Strike 2: This much we know: Stan Kroenke likes to own things. And he likes to build big shiny new buildings, too. And he likes to put winning teams in multiple sports in those buildings. And he likes to do all this in multiple locations.

Stan Kroenke is not just a “Denver” guy as we all know. He owns championship winning teams in Los Angeles and across the pond in England, too.

What we don’t know for sure is why Stan Kroenke is reportedly set to become the “lead investor and limited partner” in the “redevelopment” of an almost 50 acre site in San Diego where plans are to build a big fancy new NBA/NHL ready arena. He will also reportedly end up owning 95% of the development when it’s completed. And a lot of folks in SoCal are certain that Kroenke is bringing at least an NHL franchise to their market to play in his new arena “in the near future.”

San Diego Mayor Todd Gloria told local media, “That someone of his caliber is willing to make this investment…makes it more likely that the project will come to pass.

“You have someone who knows how to do big projects who could take his investment and really go anywhere in the world. And he’s choosing San Diego.”

But why?

Kroenke of course already owns an NBA franchise and an NHL franchise, both of whom have won recent championships and both of whom enjoy rabid fan support in a building that Kroenke owns. Rules obviously prohibit him from owning a second NBA or NHL team, but is it permissible or even acceptable for the owner of the Colorado Avalanche to own a building that another NHL team plays in? If anyone can do it, it’s the guy who already rents his football stadium out to the Los Angeles Chargers.

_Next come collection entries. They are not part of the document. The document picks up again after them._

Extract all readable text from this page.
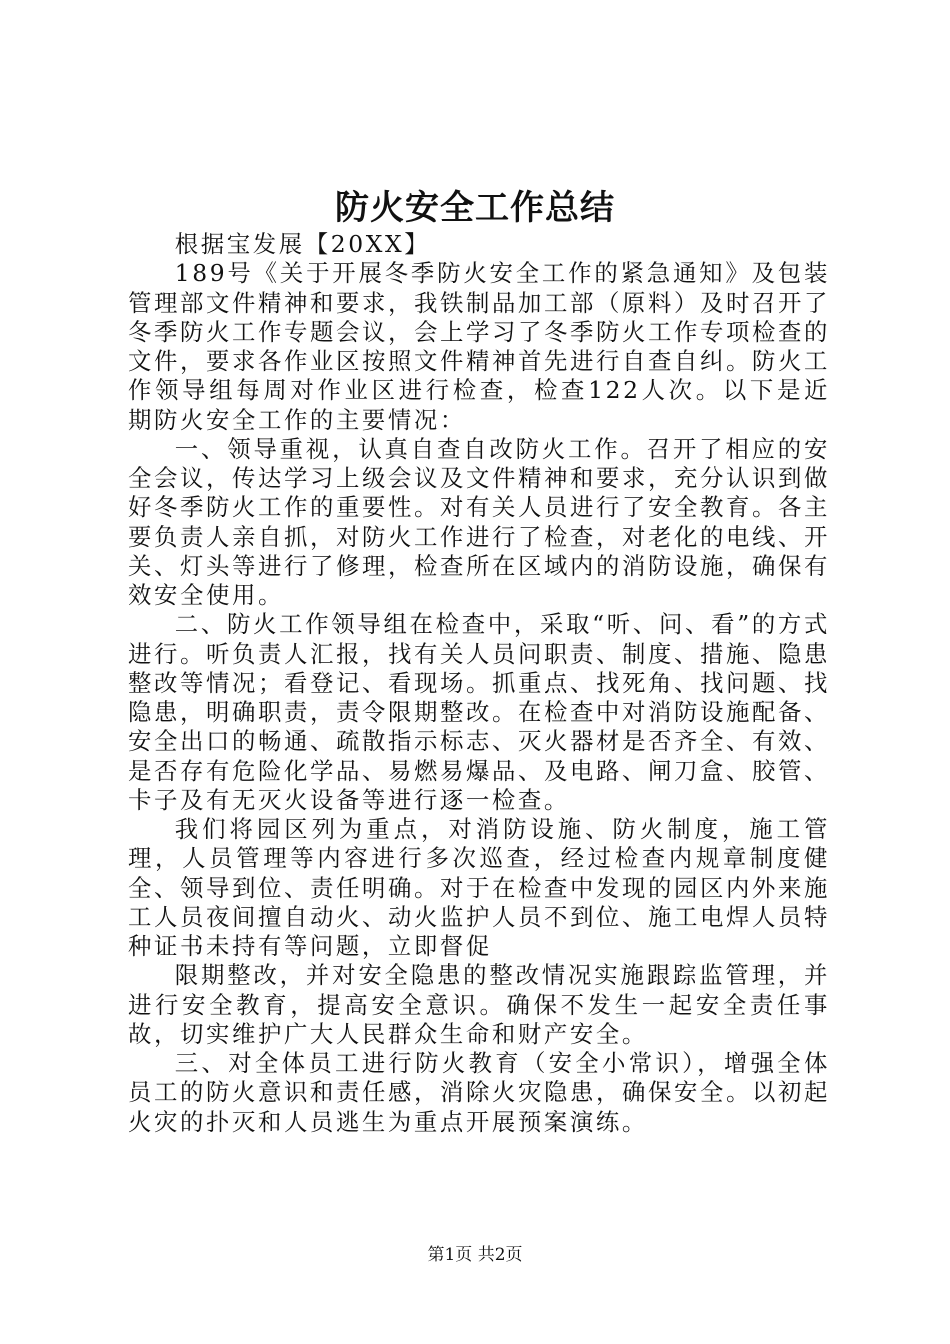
防火安全工作总结

根据宝发展【20XX】

189号《关于开展冬季防火安全工作的紧急通知》及包装管理部文件精神和要求，我铁制品加工部（原料）及时召开了冬季防火工作专题会议，会上学习了冬季防火工作专项检查的文件，要求各作业区按照文件精神首先进行自查自纠。防火工作领导组每周对作业区进行检查，检查122人次。以下是近期防火安全工作的主要情况：

一、领导重视，认真自查自改防火工作。召开了相应的安全会议，传达学习上级会议及文件精神和要求，充分认识到做好冬季防火工作的重要性。对有关人员进行了安全教育。各主要负责人亲自抓，对防火工作进行了检查，对老化的电线、开关、灯头等进行了修理，检查所在区域内的消防设施，确保有效安全使用。

二、防火工作领导组在检查中，采取“听、问、看”的方式进行。听负责人汇报，找有关人员问职责、制度、措施、隐患整改等情况；看登记、看现场。抓重点、找死角、找问题、找隐患，明确职责，责令限期整改。在检查中对消防设施配备、安全出口的畅通、疏散指示标志、灭火器材是否齐全、有效、是否存有危险化学品、易燃易爆品、及电路、闸刀盒、胶管、卡子及有无灭火设备等进行逐一检查。

我们将园区列为重点，对消防设施、防火制度，施工管理，人员管理等内容进行多次巡查，经过检查内规章制度健全、领导到位、责任明确。对于在检查中发现的园区内外来施工人员夜间擅自动火、动火监护人员不到位、施工电焊人员特种证书未持有等问题，立即督促

限期整改，并对安全隐患的整改情况实施跟踪监管理，并进行安全教育，提高安全意识。确保不发生一起安全责任事故，切实维护广大人民群众生命和财产安全。

三、对全体员工进行防火教育（安全小常识），增强全体员工的防火意识和责任感，消除火灾隐患，确保安全。以初起火灾的扑灭和人员逃生为重点开展预案演练。

第1页 共2页
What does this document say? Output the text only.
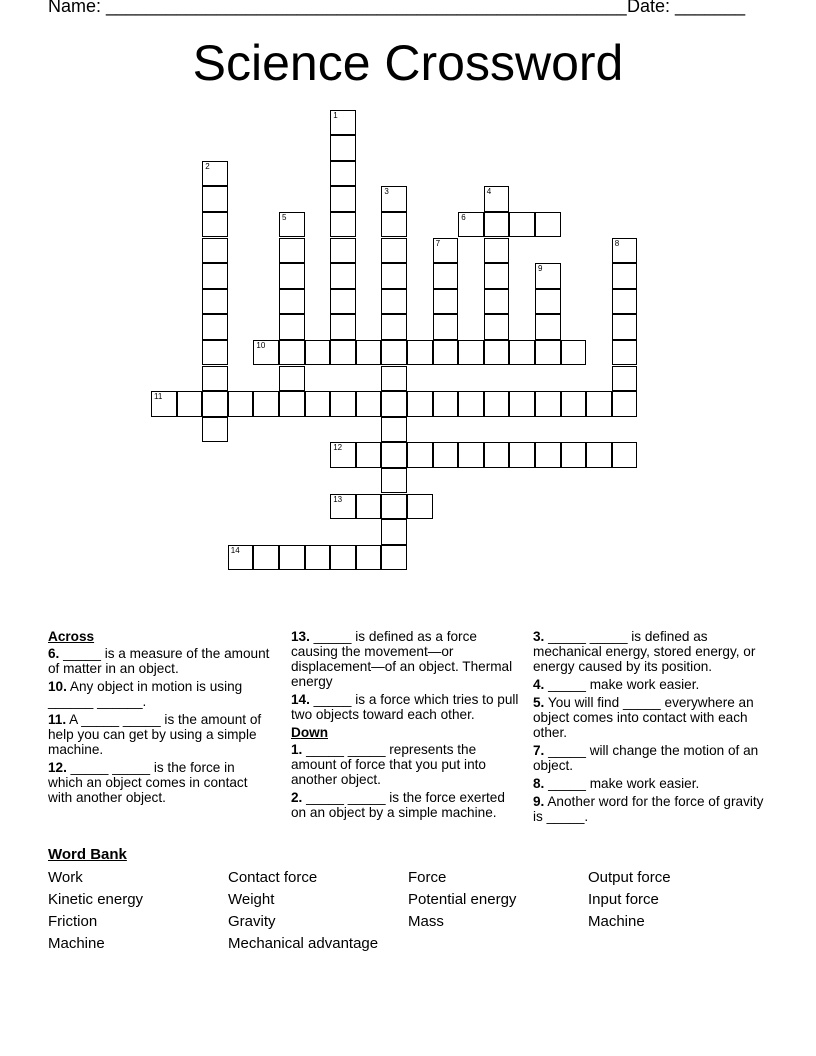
Name: ____________________________________________________ Date: _______
Science Crossword
1
2
3	4
5	6
7	8
9
10
11
12
13
14
Across
6. _____ is a measure of the amount of matter in an object.
10. Any object in motion is using ______ ______.
11. A _____ _____ is the amount of help you can get by using a simple machine.
12. _____ _____ is the force in which an object comes in contact with another object.
13. _____ is defined as a force causing the movement—or displacement—of an object. Thermal energy
14. _____ is a force which tries to pull two objects toward each other.
Down
1. _____ _____ represents the amount of force that you put into another object.
2. _____ _____ is the force exerted on an object by a simple machine.
3. _____ _____ is defined as mechanical energy, stored energy, or energy caused by its position.
4. _____ make work easier.
5. You will find _____ everywhere an object comes into contact with each other.
7. _____ will change the motion of an object.
8. _____ make work easier.
9. Another word for the force of gravity is _____.
Word Bank
Work	Contact force	Force	Output force
Kinetic energy	Weight	Potential energy	Input force
Friction	Gravity	Mass	Machine
Machine	Mechanical advantage
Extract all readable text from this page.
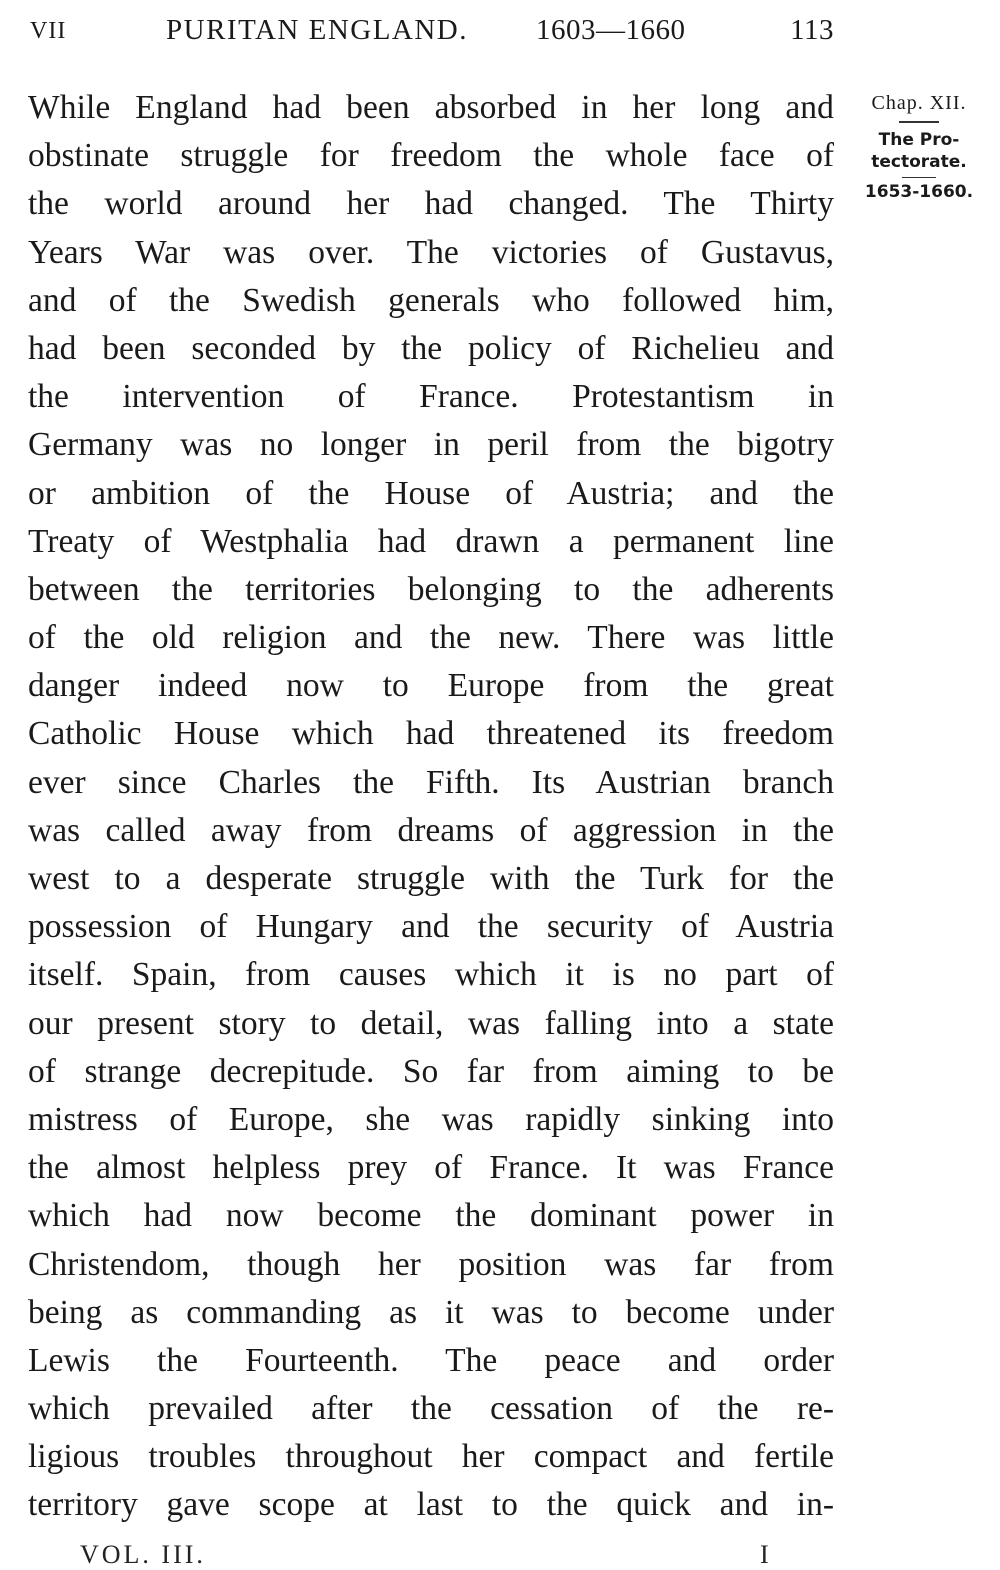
VII	PURITAN ENGLAND. 1603—1660	113
While England had been absorbed in her long and
obstinate struggle for freedom the whole face of
the world around her had changed. The Thirty
Years War was over. The victories of Gustavus,
and of the Swedish generals who followed him,
had been seconded by the policy of Richelieu and
the intervention of France. Protestantism in
Germany was no longer in peril from the bigotry
or ambition of the House of Austria; and the
Treaty of Westphalia had drawn a permanent line
between the territories belonging to the adherents
of the old religion and the new. There was little
danger indeed now to Europe from the great
Catholic House which had threatened its freedom
ever since Charles the Fifth. Its Austrian branch
was called away from dreams of aggression in the
west to a desperate struggle with the Turk for the
possession of Hungary and the security of Austria
itself. Spain, from causes which it is no part of
our present story to detail, was falling into a state
of strange decrepitude. So far from aiming to be
mistress of Europe, she was rapidly sinking into
the almost helpless prey of France. It was France
which had now become the dominant power in
Christendom, though her position was far from
being as commanding as it was to become under
Lewis the Fourteenth. The peace and order
which prevailed after the cessation of the re-
ligious troubles throughout her compact and fertile
territory gave scope at last to the quick and in-
Chap. XII.
The Pro-
tectorate.
1653-1660.
VOL. III.	I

But doesn’t all this seem rather curious? Uncomfortable even?

Kroenke has no ties to Denver other than his ownership of the Nuggets, Avs, Colorado Rapids, Ball Arena and the Altitude TV and radio network. He didn’t hesitate to move the NFL Rams out of St. Louis – much closer to his home – and to the glistening new confines of So-Fi Stadium, the palace he built in Los Angeles.

This is not to suggest that Kroenke plans to relocate the Nuggets or Avs. That’s farfetched, at the moment. But still, uncomfortable seems to be the right word here. That’s because relocation is never out of the question. The NHL did just relocate the Phoenix Coyotes to Salt Lake City, where they will become the Utah to-be-named-laters.

Could the Avs or the Nuggets ever leave Denver? That’s a hard thing to envision.

The San Diego “Midway Rising” arena project, which includes affordable housing, open space and other stuff, is still a long way from being ready, and with no concrete plans for a current franchise to be placed there, it’s almost impossible to see the new building housing a professional tenant during this decade. So as things stand, this appears to be nothing more than another shrewd real estate investment for Kroenke and his cohorts.

That could change of course. Kroenke’s relationship with the fans and city of Denver could sour five years from now.

For now, uncomfortable remains the right word.